Enfin, Taluen apparaît. Bienvenue dans un village amérindien. Du fleuve, on distingue d’abord le village traditionnel, mais aussi le logo de la poste, une cabine téléphonique et un drapeau français. Descendu de la pirogue, ce n’est pas l’affluence des rues de Paris. Il règne une atmosphère de temps suspendu. Il fait chaud, très chaud. Le village est endormi. Il se réveille en fin de journée lorsque chacun reprend ses activités domestiques, ses jeux, ses travaux d’artisanat ou d’agriculteur aux champs.
Je m’installe dans le carbet d’Ayma OPOYA, le petit fils du créateur du village et aujourd’hui le capitaine de Taluen. Ayma doit partir avec sa femme pour deux jours dans un autre village présenter le projet Sawa, mais il me dit : « Bienvenue ! Fait comme chez toi. Il y a mes fils qui peuvent t’aider ». C’est l’accueil Wayana !
David et moise, les fils, sont en train de dessiner un ciel de case (un rond de fromager sur lequel on dessine la mythologie wayana). Leur père, Ayma, est un artiste réputé et il leur a transmis son savoir.
Il est 18h00. Le soleil se couche. Le repas nous attend ainsi qu’une nuit de repos qui est la bienvenue après 48 heures de voyage. Paris est déjà si loin.
Mais pas de grasse matinée au programme. Demain, dès 6h00, je me lance à la recherche d’interlocuteurs à qui soumettre vos questionnaires.
Vous avez sans doute compris que dans cette région de France, Internet et la technologie que nous connaissons en métropole n’ont pas encore débarqué. Mais, c’est promis je vous donnerai des nouvelles dans quelques jours, dès que cela sera possible.
Votre envoyée spéciale en Guyane, Anne PASTOR
Un carnet de route réalisé en janvier 2020
Sources photographiques
Billet Cayenne - Maripasoula.
Le décollage depuis Cayenne. Direction Maripasoula.
Avant de monter à bord de l’avion pour Maripasoula, certaines règles sont à respecter. Le poids des bagages est limité à 10 kilos, sinon il faut payer un supplément de 3 euros par kilo. Chaque passager est également pesé.
Le fleuve Maroni.
Arrivée à Maripasoula. Les passagers débarquent.
Les Wayanas ont leur propre embarcadère : le club Kayak. C’est ici qu’on vient chercher un transport pour « monter dans le sud » : une expression qui signifie qu’on veut se rendre dans les villages amérindiens au sud de Maripasoula.
Mais avant de suivre le fleuve Maroni, direction le Surinam pour les derniers achats dans des magasins tenus par des Chinois.

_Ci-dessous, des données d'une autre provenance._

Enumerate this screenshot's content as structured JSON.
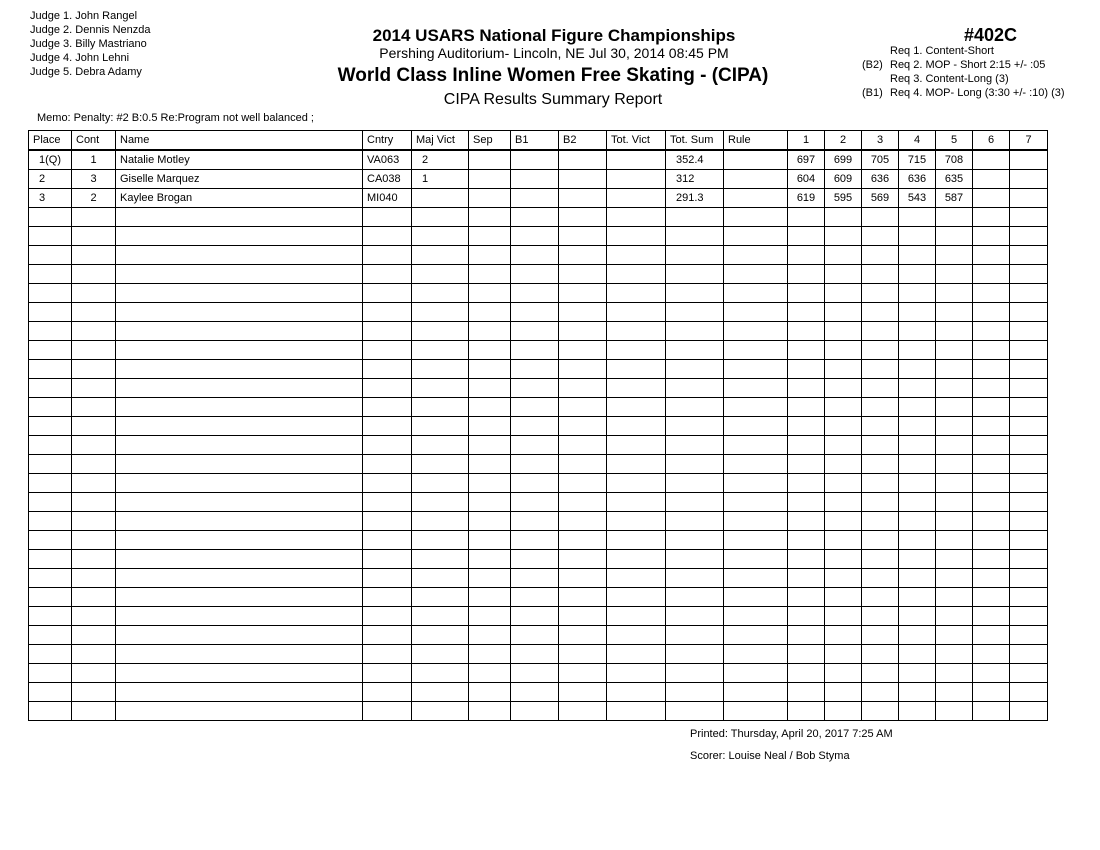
{
  "judges": [
    {
      "label": "Judge  1.",
      "name": "John Rangel"
    },
    {
      "label": "Judge  2.",
      "name": "Dennis Nenzda"
    },
    {
      "label": "Judge  3.",
      "name": "Billy Mastriano"
    },
    {
      "label": "Judge  4.",
      "name": "John Lehni"
    },
    {
      "label": "Judge  5.",
      "name": "Debra Adamy"
    }
  ],
  "header": {
    "title": "2014 USARS National Figure Championships",
    "venue": "Pershing Auditorium- Lincoln, NE  Jul 30, 2014  08:45 PM",
    "event": "World Class Inline Women Free Skating -  (CIPA)",
    "report": "CIPA Results Summary Report",
    "number": "#402C"
  },
  "requirements": [
    {
      "prefix": "",
      "text": "Req  1.  Content-Short"
    },
    {
      "prefix": "(B2)",
      "text": "Req  2.  MOP - Short 2:15 +/- :05"
    },
    {
      "prefix": "",
      "text": "Req  3.  Content-Long (3)"
    },
    {
      "prefix": "(B1)",
      "text": "Req  4.  MOP- Long (3:30 +/- :10) (3)"
    }
  ],
  "memo": "Memo: Penalty: #2 B:0.5 Re:Program not well balanced ;",
  "table": {
    "columns": [
      "Place",
      "Cont",
      "Name",
      "Cntry",
      "Maj Vict",
      "Sep",
      "B1",
      "B2",
      "Tot. Vict",
      "Tot. Sum",
      "Rule",
      "1",
      "2",
      "3",
      "4",
      "5",
      "6",
      "7"
    ],
    "rows": [
      [
        "1(Q)",
        "1",
        "Natalie Motley",
        "VA063",
        "2",
        "",
        "",
        "",
        "",
        "352.4",
        "",
        "697",
        "699",
        "705",
        "715",
        "708",
        "",
        ""
      ],
      [
        "2",
        "3",
        "Giselle Marquez",
        "CA038",
        "1",
        "",
        "",
        "",
        "",
        "312",
        "",
        "604",
        "609",
        "636",
        "636",
        "635",
        "",
        ""
      ],
      [
        "3",
        "2",
        "Kaylee Brogan",
        "MI040",
        "",
        "",
        "",
        "",
        "",
        "291.3",
        "",
        "619",
        "595",
        "569",
        "543",
        "587",
        "",
        ""
      ]
    ]
  },
  "footer": {
    "printed": "Printed:  Thursday, April 20, 2017  7:25 AM",
    "scorer": "Scorer:  Louise Neal / Bob Styma"
  }
}
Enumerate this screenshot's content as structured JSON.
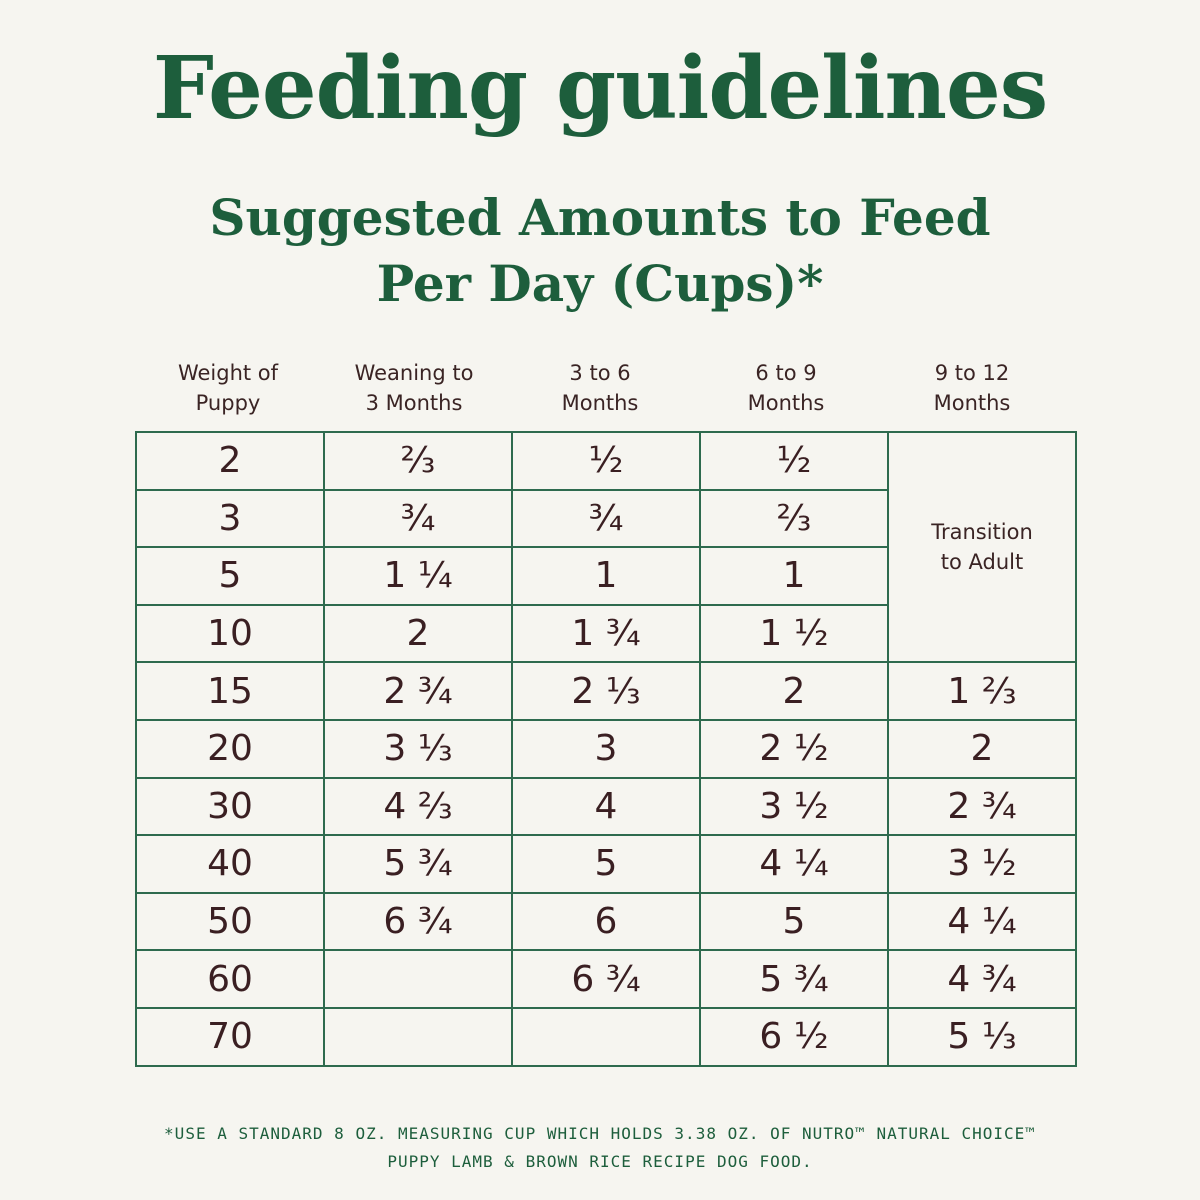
{
  "header": {
    "title": "Feeding guidelines",
    "subtitle": [
      "Suggested Amounts to Feed",
      "Per Day (Cups)*"
    ]
  },
  "table": {
    "columns": [
      [
        "Weight of",
        "Puppy"
      ],
      [
        "Weaning to",
        "3 Months"
      ],
      [
        "3 to 6",
        "Months"
      ],
      [
        "6 to 9",
        "Months"
      ],
      [
        "9 to 12",
        "Months"
      ]
    ],
    "transition": [
      "Transition",
      "to Adult"
    ],
    "rows": [
      [
        "2",
        "⅔",
        "½",
        "½",
        null
      ],
      [
        "3",
        "¾",
        "¾",
        "⅔",
        null
      ],
      [
        "5",
        "1 ¼",
        "1",
        "1",
        null
      ],
      [
        "10",
        "2",
        "1 ¾",
        "1 ½",
        null
      ],
      [
        "15",
        "2 ¾",
        "2 ⅓",
        "2",
        "1 ⅔"
      ],
      [
        "20",
        "3 ⅓",
        "3",
        "2 ½",
        "2"
      ],
      [
        "30",
        "4 ⅔",
        "4",
        "3 ½",
        "2 ¾"
      ],
      [
        "40",
        "5 ¾",
        "5",
        "4 ¼",
        "3 ½"
      ],
      [
        "50",
        "6 ¾",
        "6",
        "5",
        "4 ¼"
      ],
      [
        "60",
        null,
        "6 ¾",
        "5 ¾",
        "4 ¾"
      ],
      [
        "70",
        null,
        null,
        "6 ½",
        "5 ⅓"
      ]
    ]
  },
  "footnote": [
    "*USE A STANDARD 8 OZ. MEASURING CUP WHICH HOLDS 3.38 OZ. OF NUTRO™ NATURAL CHOICE™",
    "PUPPY LAMB & BROWN RICE RECIPE DOG FOOD."
  ]
}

Ces derniers qui ne parlent que leur langue et proposent des tarifs 30% moins chers que sur la rive française.
Vue depuis la rive du Surinam.
Un site d’orpaillage clandestin.
Enfin Taluen apparaît. Bienvenue au village amérindien. Du fleuve, on distingue d’abord le village traditionnel, mais aussi le logo de la poste, une cabine téléphonique et un drapeau français.
David et moise, les fils d’Ayma OPOYAO.
La baignade, le loisir principal des jeunes de Taluen.
Un carbet communautaire.
Le fleuve Maroni vu depuis le hamac où se repose notre envoyée spéciale.
Le père d’Ayma photographié par Dominique DARBOIS
Le grand-père et le père d’Ayma dans le livre « Parana ».